Monday, October 25, 2010

Onorato/Corbett Fact Check

WDUQ spent some time over the weekend fact checking some of the ads Pennsylvania’s two candidates for governor are running. A new commercial for Republican Tom Corbett doesn’t fudge the facts, but misleads voters by leaving out contextual information. At the beginning of spot, a woman tells viewers Allegheny County has lost 21-thousand jobs during Onorato’s tenure as county executive. While the figure is correct, the spot leaves out the context that Allegheny County’s unemployment rate has stayed below the state and national average. The latest figures on the federal Department of Labor’s website show an 8.0% unemployment rate here, compared to Pennsylvania’s 8.9% figure and the national 9.5% unemployment rate.
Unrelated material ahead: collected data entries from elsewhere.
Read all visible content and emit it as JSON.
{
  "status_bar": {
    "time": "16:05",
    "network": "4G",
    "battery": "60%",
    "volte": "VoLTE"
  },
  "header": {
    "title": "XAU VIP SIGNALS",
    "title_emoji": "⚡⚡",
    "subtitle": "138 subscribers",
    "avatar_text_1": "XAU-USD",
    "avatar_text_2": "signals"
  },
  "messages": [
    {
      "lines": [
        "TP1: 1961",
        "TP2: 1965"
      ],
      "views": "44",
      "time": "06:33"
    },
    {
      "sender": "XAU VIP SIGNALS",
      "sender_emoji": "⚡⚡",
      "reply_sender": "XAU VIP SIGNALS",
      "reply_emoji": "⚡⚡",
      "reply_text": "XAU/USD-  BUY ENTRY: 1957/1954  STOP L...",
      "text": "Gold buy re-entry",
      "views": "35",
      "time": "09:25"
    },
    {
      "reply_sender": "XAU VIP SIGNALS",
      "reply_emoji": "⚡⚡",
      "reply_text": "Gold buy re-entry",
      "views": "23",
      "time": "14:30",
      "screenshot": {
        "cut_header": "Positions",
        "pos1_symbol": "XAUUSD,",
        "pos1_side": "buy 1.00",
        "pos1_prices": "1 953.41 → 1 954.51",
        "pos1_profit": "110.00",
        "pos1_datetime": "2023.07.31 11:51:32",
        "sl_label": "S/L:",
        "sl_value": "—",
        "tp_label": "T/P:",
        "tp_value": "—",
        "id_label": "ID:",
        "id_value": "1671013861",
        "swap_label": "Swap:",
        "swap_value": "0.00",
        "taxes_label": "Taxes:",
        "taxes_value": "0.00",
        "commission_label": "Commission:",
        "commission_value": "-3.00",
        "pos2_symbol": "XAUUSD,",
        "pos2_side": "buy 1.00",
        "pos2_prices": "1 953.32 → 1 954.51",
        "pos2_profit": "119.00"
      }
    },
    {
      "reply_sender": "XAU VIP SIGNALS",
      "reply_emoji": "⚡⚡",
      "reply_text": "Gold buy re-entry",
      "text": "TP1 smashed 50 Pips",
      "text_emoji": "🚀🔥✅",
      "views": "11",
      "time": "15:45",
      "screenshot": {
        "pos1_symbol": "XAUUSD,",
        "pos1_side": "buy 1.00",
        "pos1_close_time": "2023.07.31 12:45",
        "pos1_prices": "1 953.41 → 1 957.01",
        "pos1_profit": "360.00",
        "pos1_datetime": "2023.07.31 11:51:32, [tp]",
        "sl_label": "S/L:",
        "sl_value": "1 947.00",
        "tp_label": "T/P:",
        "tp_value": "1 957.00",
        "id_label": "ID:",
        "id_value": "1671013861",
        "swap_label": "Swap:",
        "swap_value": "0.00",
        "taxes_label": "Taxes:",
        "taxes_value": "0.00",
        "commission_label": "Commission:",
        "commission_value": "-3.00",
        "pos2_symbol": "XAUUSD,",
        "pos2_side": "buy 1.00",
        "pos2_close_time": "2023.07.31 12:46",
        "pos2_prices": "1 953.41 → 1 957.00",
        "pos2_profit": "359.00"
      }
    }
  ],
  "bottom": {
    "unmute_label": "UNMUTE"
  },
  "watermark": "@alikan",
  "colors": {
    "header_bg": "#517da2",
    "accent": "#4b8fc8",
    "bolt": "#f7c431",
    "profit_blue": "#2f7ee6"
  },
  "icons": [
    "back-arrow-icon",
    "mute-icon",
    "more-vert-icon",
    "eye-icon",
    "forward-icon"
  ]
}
The ad goes on to say, “Who ran on a promise of cutting property taxes ten percent, and broke his promise? Dan Onorato.” That’s true, but property taxes haven’t gone up during Onorato’s two terms, either. And as the Democrat is quick to point out at every opportunity, he fought against a court-ordered property reassessment, which would have likely increased property taxes for county residents. The woman in the ad also says Onorato supports a “massive energy tax.” She’s referring to a tax on natural gas extraction – not a cap-and-trade measure.

On the other side, a new ad from Democrat Dan Onorato warns senior citizens that Republican Tom Corbett could eliminate state health services, if he becomes governor. In truth, Corbett has never voiced support for any of the positions the commercial warns about – so the ad is misleading. Onorato’s new spot cuts right to the chase saying, “Corbett’s plan could slash meals on wheels. Cut home health care services. Stop Alzheimer’s outreach. And limit funding for senior centers.” The ad is entirely hypothetical. Corbett has never talked about cutting any of these health care programs. Onorato’s campaign justifies the attack by pointing out the Republican has said, “everything is on the table,” when it comes to cutting state spending. The ad does accurately point out Corbett has joined a lawsuit aimed at overturning the new federal health care law – but frames the challenge as suing to “stop seniors from getting health coverage,” which isn’t true. Corbett has argued the new health care law violates the constitution by mandating the purchase of health care. He says he’s in favor of expanding health care and reducing the cost of coverage – he just doesn’t support the new federal law.